Climate-resistant architecture describes a new era in infrastructural design – one which recognises the changing landscape of climate across the world, as global warming continues to wreak ever-greater havoc on weather patterns and ecosystems. With climate change seemingly inevitable in certain territories, it becomes incumbent on architects to design for environments, and for new challenges in the process.
Site and Orientation
First, it is important to understand what needs your building design is meeting. As an extreme example, it would be inappropriate to design flood-proofing into a project destined for high ground. More specifically, a given site will present its own environmental risks – risks that need to be met equitably by architects and project designers.
Just as the site informs the essential requirements a given climate-resistant building must meet, it is also the case that the building can inform the future of the site.
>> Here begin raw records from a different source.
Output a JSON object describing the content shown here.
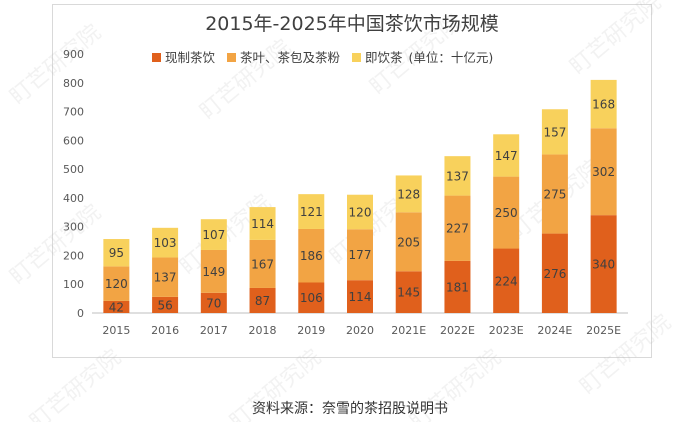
{
  "chart_data": {
    "type": "bar",
    "stacked": true,
    "title": "2015年-2025年中国茶饮市场规模",
    "categories": [
      "2015",
      "2016",
      "2017",
      "2018",
      "2019",
      "2020",
      "2021E",
      "2022E",
      "2023E",
      "2024E",
      "2025E"
    ],
    "series": [
      {
        "name": "现制茶饮",
        "color": "#e0601c",
        "values": [
          42,
          56,
          70,
          87,
          106,
          114,
          145,
          181,
          224,
          276,
          340
        ]
      },
      {
        "name": "茶叶、茶包及茶粉",
        "color": "#f2a444",
        "values": [
          120,
          137,
          149,
          167,
          186,
          177,
          205,
          227,
          250,
          275,
          302
        ]
      },
      {
        "name": "即饮茶",
        "color": "#f8d15c",
        "values": [
          95,
          103,
          107,
          114,
          121,
          120,
          128,
          137,
          147,
          157,
          168
        ]
      }
    ],
    "legend_note": "(单位：十亿元)",
    "legend_position": "top",
    "ylim": [
      0,
      900
    ],
    "yticks": [
      0,
      100,
      200,
      300,
      400,
      500,
      600,
      700,
      800,
      900
    ],
    "grid": false
  },
  "source_caption": "资料来源：奈雪的茶招股说明书",
  "watermark": "盯芒研究院"
}
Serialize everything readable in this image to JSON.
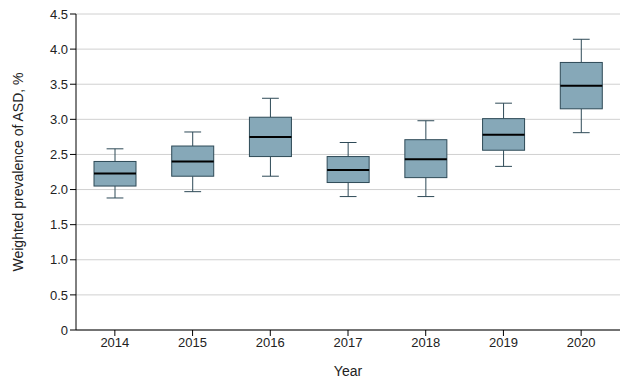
{
  "chart_data": {
    "type": "box",
    "x_label": "Year",
    "y_label": "Weighted prevalence of ASD, %",
    "categories": [
      "2014",
      "2015",
      "2016",
      "2017",
      "2018",
      "2019",
      "2020"
    ],
    "min": [
      1.88,
      1.97,
      2.19,
      1.9,
      1.9,
      2.33,
      2.81
    ],
    "q1": [
      2.05,
      2.19,
      2.47,
      2.1,
      2.17,
      2.56,
      3.15
    ],
    "median": [
      2.23,
      2.4,
      2.75,
      2.28,
      2.43,
      2.78,
      3.48
    ],
    "q3": [
      2.4,
      2.62,
      3.03,
      2.47,
      2.71,
      3.01,
      3.81
    ],
    "max": [
      2.58,
      2.82,
      3.3,
      2.67,
      2.98,
      3.23,
      4.14
    ],
    "color": "#86a8b8",
    "ylim": [
      0,
      4.5
    ],
    "yticks": [
      0,
      0.5,
      {
        "value": 1,
        "label": "1.0"
      },
      1.5,
      {
        "value": 2,
        "label": "2.0"
      },
      2.5,
      {
        "value": 3,
        "label": "3.0"
      },
      3.5,
      {
        "value": 4,
        "label": "4.0"
      },
      4.5
    ],
    "grid": true
  }
}
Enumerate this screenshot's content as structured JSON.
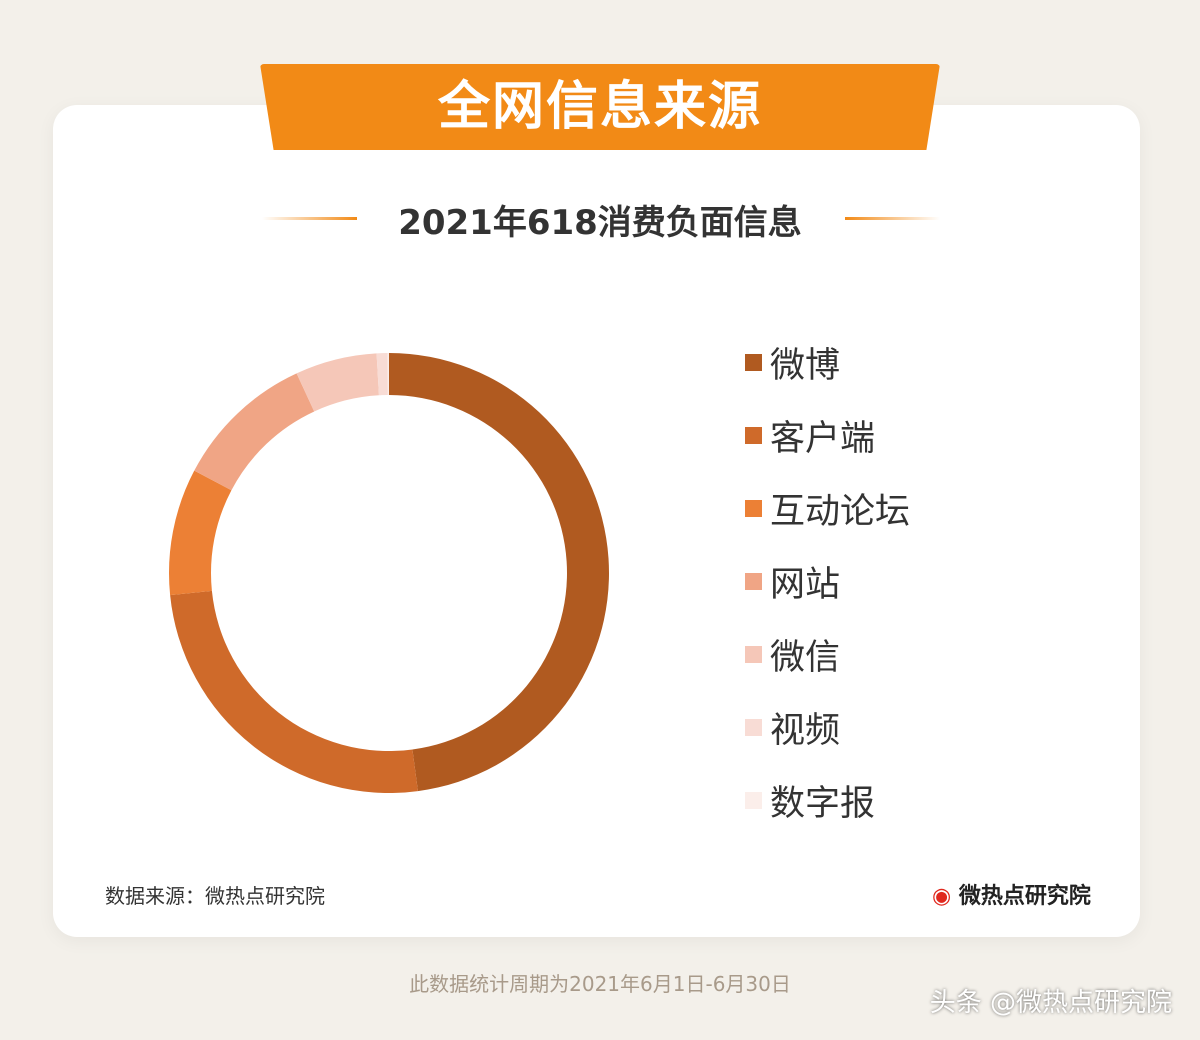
{
  "header": {
    "title": "全网信息来源",
    "subtitle": "2021年618消费负面信息"
  },
  "chart_data": {
    "type": "pie",
    "donut": true,
    "title": "2021年618消费负面信息",
    "categories": [
      "微博",
      "客户端",
      "互动论坛",
      "网站",
      "微信",
      "视频",
      "数字报"
    ],
    "values": [
      47.9,
      25.5,
      9.3,
      10.4,
      6.0,
      0.8,
      0.1
    ],
    "unit": "%",
    "colors": [
      "#B05A20",
      "#CF6A2A",
      "#EC8035",
      "#F0A585",
      "#F5C7B8",
      "#F8DCD5",
      "#FBEEEA"
    ],
    "legend": "right"
  },
  "footer": {
    "source": "数据来源：微热点研究院",
    "logo": "微热点研究院",
    "period": "此数据统计周期为2021年6月1日-6月30日",
    "watermark": "头条 @微热点研究院"
  }
}
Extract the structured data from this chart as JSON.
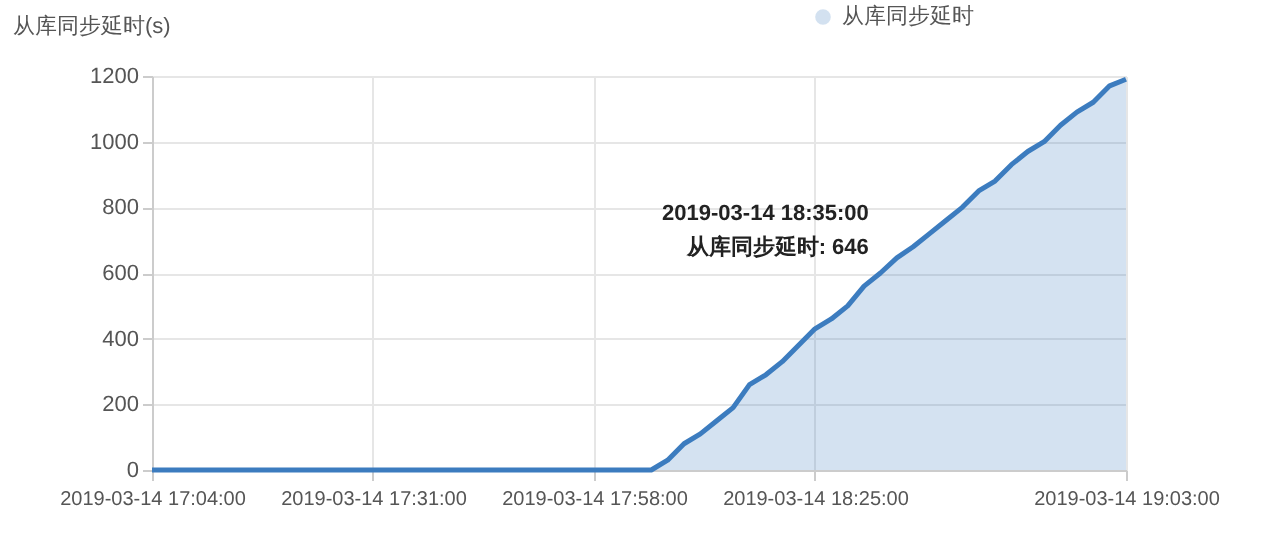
{
  "chart_data": {
    "type": "area",
    "ylabel": "从库同步延时(s)",
    "x": [
      "2019-03-14T17:04",
      "2019-03-14T18:05",
      "2019-03-14T18:07",
      "2019-03-14T18:09",
      "2019-03-14T18:11",
      "2019-03-14T18:13",
      "2019-03-14T18:15",
      "2019-03-14T18:17",
      "2019-03-14T18:19",
      "2019-03-14T18:21",
      "2019-03-14T18:23",
      "2019-03-14T18:25",
      "2019-03-14T18:27",
      "2019-03-14T18:29",
      "2019-03-14T18:31",
      "2019-03-14T18:33",
      "2019-03-14T18:35",
      "2019-03-14T18:37",
      "2019-03-14T18:39",
      "2019-03-14T18:41",
      "2019-03-14T18:43",
      "2019-03-14T18:45",
      "2019-03-14T18:47",
      "2019-03-14T18:49",
      "2019-03-14T18:51",
      "2019-03-14T18:53",
      "2019-03-14T18:55",
      "2019-03-14T18:57",
      "2019-03-14T18:59",
      "2019-03-14T19:01",
      "2019-03-14T19:03"
    ],
    "series": [
      {
        "name": "从库同步延时",
        "color": "#3c7cbf",
        "values": [
          0,
          0,
          30,
          80,
          110,
          150,
          190,
          260,
          290,
          330,
          380,
          430,
          460,
          500,
          560,
          600,
          646,
          680,
          720,
          760,
          800,
          850,
          880,
          930,
          970,
          1000,
          1050,
          1090,
          1120,
          1170,
          1190
        ]
      }
    ],
    "xlim": [
      "2019-03-14T17:04",
      "2019-03-14T19:03"
    ],
    "xticks": [
      {
        "value": "2019-03-14T17:04",
        "label": "2019-03-14 17:04:00"
      },
      {
        "value": "2019-03-14T17:31",
        "label": "2019-03-14 17:31:00"
      },
      {
        "value": "2019-03-14T17:58",
        "label": "2019-03-14 17:58:00"
      },
      {
        "value": "2019-03-14T18:25",
        "label": "2019-03-14 18:25:00"
      },
      {
        "value": "2019-03-14T19:03",
        "label": "2019-03-14 19:03:00"
      }
    ],
    "ylim": [
      0,
      1200
    ],
    "yticks": [
      0,
      200,
      400,
      600,
      800,
      1000,
      1200
    ],
    "grid": true,
    "legend": "top right",
    "marker": "none",
    "line_style": "solid",
    "annotations": [
      {
        "text": "2019-03-14 18:35:00\n从库同步延时: 646",
        "x": "2019-03-14T18:35",
        "y": 646
      }
    ]
  }
}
Certain design applications (more on which later) can have their own positive impacts on local ecosystems, returning value to environments as well as bracing against them.
Climate-resistant design is also climate-aware design – with aspects of local climate potentially useful to the building in practice. For example, natural airflow and breezes can be used as part of a natural ventilation system – which requires close attention with regard to building orientation overall, as well as proper design of internal ventilation systems. The same might be possible with sunlight and even flooding patterns.
Material Concerns
Next, climate-resistant buildings are made so by the materials from which they are built, just as much as their fundamental design. Materials chosen for a climate-resilient project must necessarily meet a complex range of criteria, ranging from the obscure to the obvious.
Not only are there short-term environmental shocks to plan for, but also long-term environmental factors that can shorten lifespans. Fluctuating humidity over time can wreak havoc on untreated timber constructions; a climate-resilient building might use structural plywood over other timber products to benefit from its resilience against humidity.
At the same time, natural accommodations can be made that co-exist with contemporary material design – to the benefit of the building and the environment. Roofs can become mini-ecosystems of their own, playing host to plant life and artificial homes for endangered local wildlife. Moss can be grown on walls to provide natural insulation and water resistance.
Structure and Layout
Lastly, the design of the building itself – down to the floorplan – can both serve and be served by the environment. For warmer countries, climate-resistant design might place utility spaces along sun-facing exterior walls, as a heat buffer for cooler spaces towards the centre of the building. The inverse can be employed in colder countries, where direct sunlight is much more conducive to the comfort of occupants.
Layout can also be used to properly manage airflow, again to service the needs of differing climates. Proper understandings of heat transfer and convection can be used to harness or utterly dispel thermal energy, keeping living or working spaces temperate in spite of high or fluctuating temperatures.